Several decades later the definitions of CSR are still variant and are based on the individuals and the responsibility that accompanies the practice (Turker, 2009). Earlier authors such as Milton Friedman (1970) defined CSR as a mere commitment to follow the regulations of the government and abide by rules related to society. Freeman (1984) on the other hands used the stakeholder theory to suggest that the needs of stakeholders; who include everyone affecting or being affected by the organization should be put before the beginning of any operation.
The stakeholder theory is presently used as an important structure for CSR in certifications and global reporting initiatives. Blowfield and Murray (2014) suggest that companies do not see the need to practice CSR as they pay taxes to the government which has the duty to see to the welfare of the society. This translates to undermining the importance of CSR in companies that do not see the need for practising social welfare. A different school of thought identifies CSR as the commitment to the improvement of social welfare as opposed to a commitment to follow government regulations.

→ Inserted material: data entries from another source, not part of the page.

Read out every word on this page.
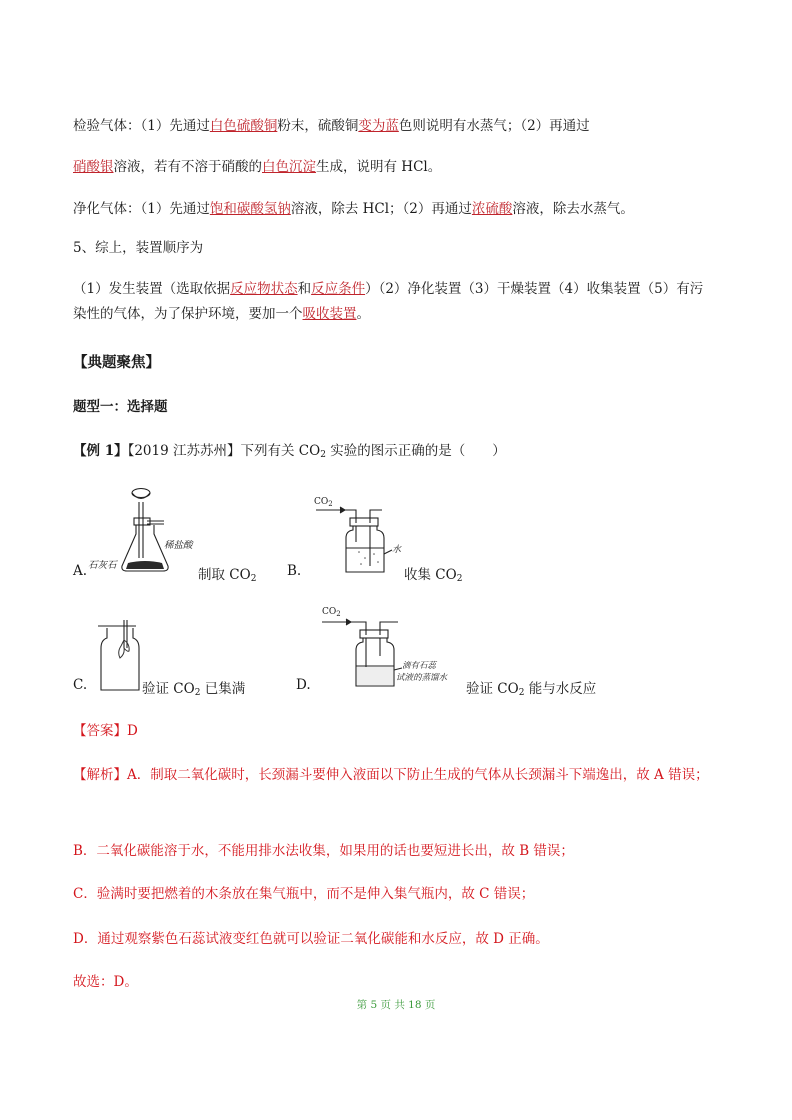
检验气体：（1）先通过白色硫酸铜粉末，硫酸铜变为蓝色则说明有水蒸气；（2）再通过
硝酸银溶液，若有不溶于硝酸的白色沉淀生成，说明有 HCl。
净化气体：（1）先通过饱和碳酸氢钠溶液，除去 HCl；（2）再通过浓硫酸溶液，除去水蒸气。
5、综上，装置顺序为
（1）发生装置（选取依据反应物状态和反应条件）（2）净化装置（3）干燥装置（4）收集装置（5）有污
染性的气体，为了保护环境，要加一个吸收装置。
【典题聚焦】
题型一：选择题
【例 1】【2019 江苏苏州】下列有关 $CO_2$ 实验的图示正确的是（　　）
A. 石灰石
稀盐酸
制取 $CO_2$ B.
$CO_2$
水
收集 $CO_2$
C.	验证 $CO_2$ 已集满	D.
$CO_2$
滴有石蕊
试液的蒸馏水
验证 $CO_2$ 能与水反应
【答案】D
【解析】A．制取二氧化碳时，长颈漏斗要伸入液面以下防止生成的气体从长颈漏斗下端逸出，故 A 错误；
B．二氧化碳能溶于水，不能用排水法收集，如果用的话也要短进长出，故 B 错误；
C．验满时要把燃着的木条放在集气瓶中，而不是伸入集气瓶内，故 C 错误；
D．通过观察紫色石蕊试液变红色就可以验证二氧化碳能和水反应，故 D 正确。
故选：D。
第 5 页 共 18 页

Spicer (1978) defines CSR as business engagements to improve the social wellbeing of groups while the World Business Council for Sustainable Development (WBCSD) in 1999 stated that CSR is an obligation of companies and their stakeholders to attain sustainable social and economic progress through the enhancement of the living circumstances of those who work for the corporation and those who are directly affected by the works of the corporation (Turker, 2009). These two schools of thoughts; CSR as a commitment to government regulation and CSR as social welfare are extensively used in companies today making them among the most important definitions of CSR (Aigner, 2016).
The first thought suggests that CSR is secondary to make a profit (Friedman, 1970) while the subsequent thought purports that CSR should come before profit (Spicer, 1978). The third argument on CSR exists stating that CSR should be an equal balance between the interests of a company and obligations to its stakeholders; between the company and social responsibility and between shareholders and social obligations (Turker, 2009).
Further studies in CSR reveal that it is an act of doing more social good that goes beyond the interests of the firm or any other legal requirements (McWilliams and Siegel, 2001). From the definitions above, the first group believes that the only purpose for a company to exist is to make money for stakeholders and that their responsibility ends at paying taxes and following the laws (Friedman, 1970). A second group idealizes companies as a charitable organization; a group whose primary goal is to improve the social welfare for all.
Unfortunately, by prioritizing social responsibility, the group puts the financial responsibility of the company to its shareholders on the back burner, seemingly not realizing that companies must make a profit, and cannot operate or exist without it (Spicer, 1978). A third group has a more comprehensive meaning of social responsibility. They consider it as the commitment to reduce the adverse impacts of a company’ s operating, while still pursuing profits and owners’ interests (Turker, 2009).